Dem Beispiel seines Desktop-Vorgängers folgend, basiert auch der Summit auf einer geschickten Kombination digitaler Oszillatortechnik und analoger Filterphilosophie. Das klangliche Herz des ebenfalls aus der Feder von Synth-Legende Chris Hugget (WASP, OSC OSCar, BassStation) stammenden Instruments stützt sich auf eine customisierte FPGA (Field Programmable Gate Array)-Prozessoreinheit. Der Vorteil gegenüber herkömmlichen DSPs beruht mitunter in einer deutlich höheren Taktung und einer damit einhergehend gesteigerten Vielseitigkeit – auf nur einem Chip. Neben der Modulationsmatrix des Summit wurde hier auch die Verwendung findende „New Oxford Oscillator“-Technologie verortet, welche sowohl virtuell-analoge NCOs (Numerically Controlled Oscillators) als auch Wavetable-Wiedergabe realisiert.

Ein wesentliches Merkmal, welches diesen digitalen Oszillator von vielen anderen unterscheidet, ist zum Beispiel ein durch extremes Oversampling erreichtes und über die menschliche Wahrnehmungsgrenze verschobenes Aliasing, wodurch sich die Grundwellenformen in einer ausgesprochenen Reinheit und selbstredend auch verstimmungsfrei wiedergeben lassen. Der 24 MHz schnelle FPGA generiert im Falle des Summit (und natürlich auch des Peak) Bitstream-basierte Wellenformen in subtraktiver, FM- und Wavetable-Synthese und traut sich dabei erfolgreich auch an die Simulation analoger Klangvarianzen und Instabilitäten heran.

Seine wahre Lebendigkeit zieht der Summit aber aus seiner analogen Signalweiterleitung samt VCAs sowie dem auf Huggets OSCar-Synthesizer basierenden Dual-Filter, welches sich zwischen sechs 12-dB-Varianten aus Hoch-,Tief- und Bandpass sowie einer gestackten 24-dB-Flanke hin und her schalten lässt.

Ausgesprochen kontaktfreudige Rückansicht inklusive USB (MIDI), MIDI-Trio,  Switch/Pedal x 2, CV-In, Audio-In, AUX- und Main-Out (Bild: Dieter Stork)

Warum Qualität nicht wieder einmal groß schreiben?

Ohne ihn überhaupt gehört zu haben, kann dem Summit, zumindest was die Fertigungsqualität angeht, bereits die Zugehörigkeit zu den ganz Großen seines Faches bescheinigt werden. Zum ultrarobusten Stahlgehäuse gesellen sich hochwertigste Fader, Knöpfe und Regler, welche dem 16-stimmigen Polysynth sowohl die Haptik als auch die Attitüde eines echten Profi-Instruments verleihen. Dazu kommt eine 61-tastige, Aftertouchfähige Klaviatur, die exakt das vermittelt, was man von einem Oberklasse-Synthesizer erwartet.

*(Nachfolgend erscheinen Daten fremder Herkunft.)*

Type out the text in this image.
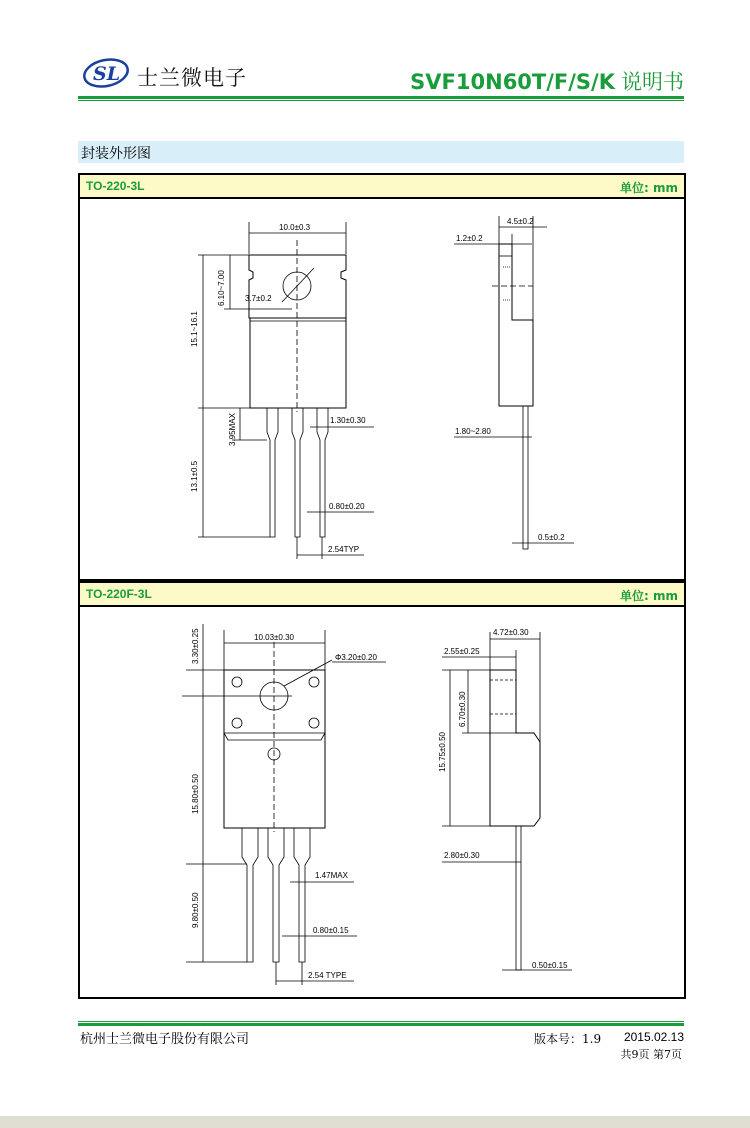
SL 士兰微电子	SVF10N60T/F/S/K 说明书
封装外形图
TO-220-3L	单位: mm
10.0±0.3
6.10~7.00 3.7±0.2
15.1~16.1
3.95MAX
13.1±0.5
1.30±0.30
0.80±0.20
2.54TYP
4.5±0.2
1.2±0.2
1.80~2.80
0.5±0.2
TO-220F-3L	单位: mm
3.30±0.25	10.03±0.30
Φ3.20±0.20
15.80±0.50
9.80±0.50
1.47MAX
0.80±0.15
2.54 TYPE
4.72±0.30
2.55±0.25
6.70±0.30
15.75±0.50
2.80±0.30
0.50±0.15
杭州士兰微电子股份有限公司	版本号：1.9 2015.02.13
共9页 第7页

Viele werden es zudem zu schätzen wissen, dass im Gegensatz zum Peak das Netzteil wieder ins Gerätegehäuse wandert und wir es rückseitig nun mit einer robusten vertrauenserweckenden Kaltgerätesteckdose zu tun haben. Zusätzlich zum obligatorischen Stereo-Main-Ausgang wurde dem Summit auch noch ein AUX-Ausgang spendiert, welcher gleichberechtigt zu Ersterem zur getrennten Ausgabe beider Stimmen/Parts genutzt werden kann. Damit nicht genug, Novations Premium-Synth verfügt über einen Stereo-Eingang, mit welchem externe Signale und Klangerzeuger mittels der internen Filter- und Effekt-Sektion bearbeitet und sozusagen zugemischt werden können.

Dass MIDI und USB bereits seit Jahren als Standard-Setup vorausgesetzt werden, dürfte niemanden mehr überraschen, aber auch der CV-Eingang ist mittlerweile wieder ein gern gesehener Gast bei Klangerzeugern jeglicher Art. Der Summit macht hier erfreulicherweise ebenfalls keine Ausnahme.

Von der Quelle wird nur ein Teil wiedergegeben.